BU ESERİN İHYA EDİLMESİ BİZZAT SAYIN CUMHURBAŞKANININ GÖSTERDİĞİ İRADEYLE OLMUŞTUR

İstanbul’un bir dünya şehri olduğunu söyleyen Yıldırım, “Bu eserin ihya edilerek bugün tekrar ibadete açılmasında bizzat Sayın Cumhurbaşkanım gösterdiğiniz iradeyle İstanbul Büyükşehir Belediyesi katkılarıyla çalışmalar tamamlanmış bu hale gelmiştir. 15 yıllık hükümetlerimiz döneminde tarihi değerlerimize verdiğiniz önem sayesinde 5 bine yakın vakıf eseri tekrar ihya edilmiş gelecek kuşaklara taşınması sağlanmıştır. İstanbul bir dünya şehridir. Ülkelerimiz arasındaki ilişkilerin gelişmesinde Türk asıllı Bulgar vatandaşlarımızın oynadığı rol, Bulgar asıllı Türk vatandaşlarının oynadığı rol çok önemli.

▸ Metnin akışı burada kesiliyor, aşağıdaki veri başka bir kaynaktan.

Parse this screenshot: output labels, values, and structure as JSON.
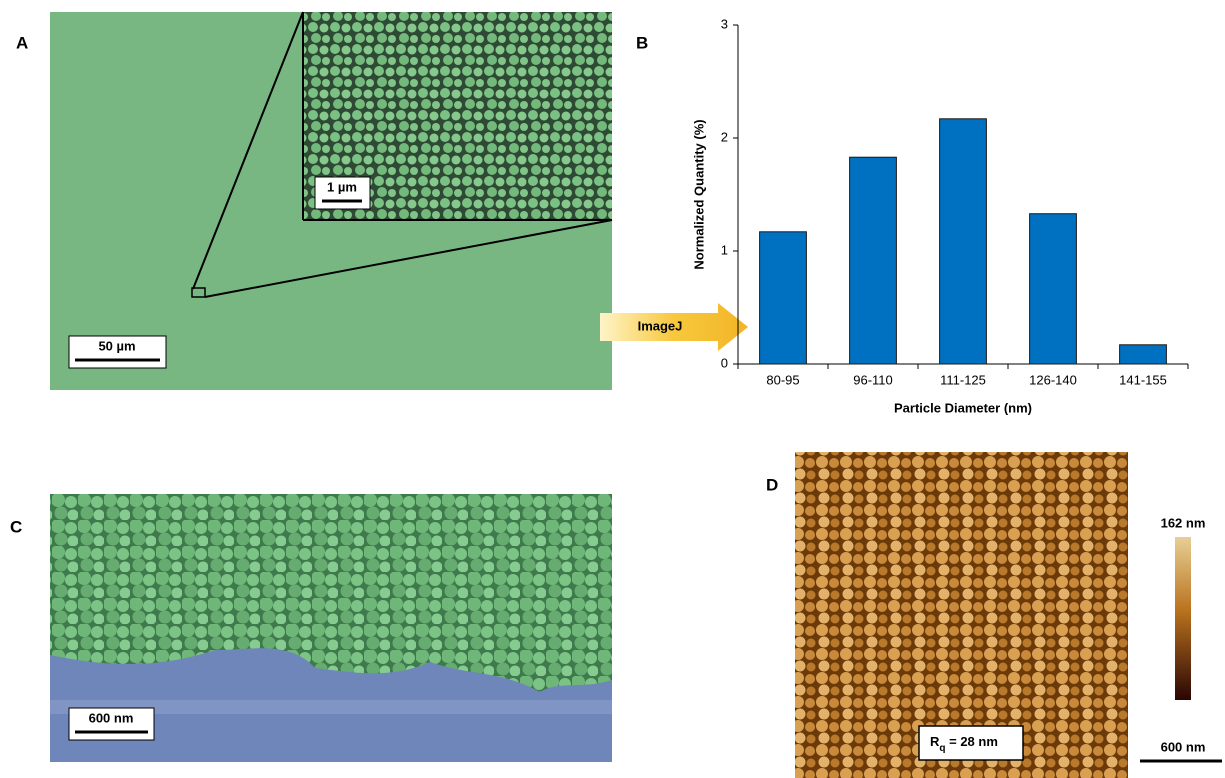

Türkiye’nin Avrupa Birliği üyeliği hedefinin de Bulgaristan’ın Avrupa Birliği dönem Başkanlığında üstlendiği bu sürede ilave işbirliği imkanları ortaya çıkacağını ve ivme kazanacağına inanıyorum” ifadelerini kullandı

“TÜRKİYE İLE AVRUPA BİRLİĞİ İLİŞKİLERİNİN İYİLEŞTİRİLMESİ İÇİN ÇABA HARCAMAMIZ LAZIM”

Bulgaristan Başbakanı Borisov da, “Türkiye, büyük bir devlettir ve Avrupa’nın en büyük komşusudur. Bizler elimizden gelen her şeyi yapmalıyız. Cumhurbaşkanı Erdoğan’ın Macron’la yaptığı görüşmeyi büyük bir ilgiyle izledik, Dışişleri Bakanı’nın temaslarını izliyoruz. 2018 yılında Türkiye ile Avrupa Birliği ilişkilerinin normalleştirilmesi, iyileştirilmesi için çaba harcamamız lazım. Bir kaç yıl önce Strazburg’da bulunduğumda zaten iyi ilişkiler olduğunu görmüştük. İş ilişkileri, ticaret ve güvenlik ilişkileri yeni bir iyileşme sürecine girmek durumundadır. Ülkelerin büyük küçük olması önemli değil, hepimizin bir katkısı olabilecektir. Biz, olabildiğince katkı sağlayacağız. İnanıyorum ki bu, en doğru yoldur” dedi.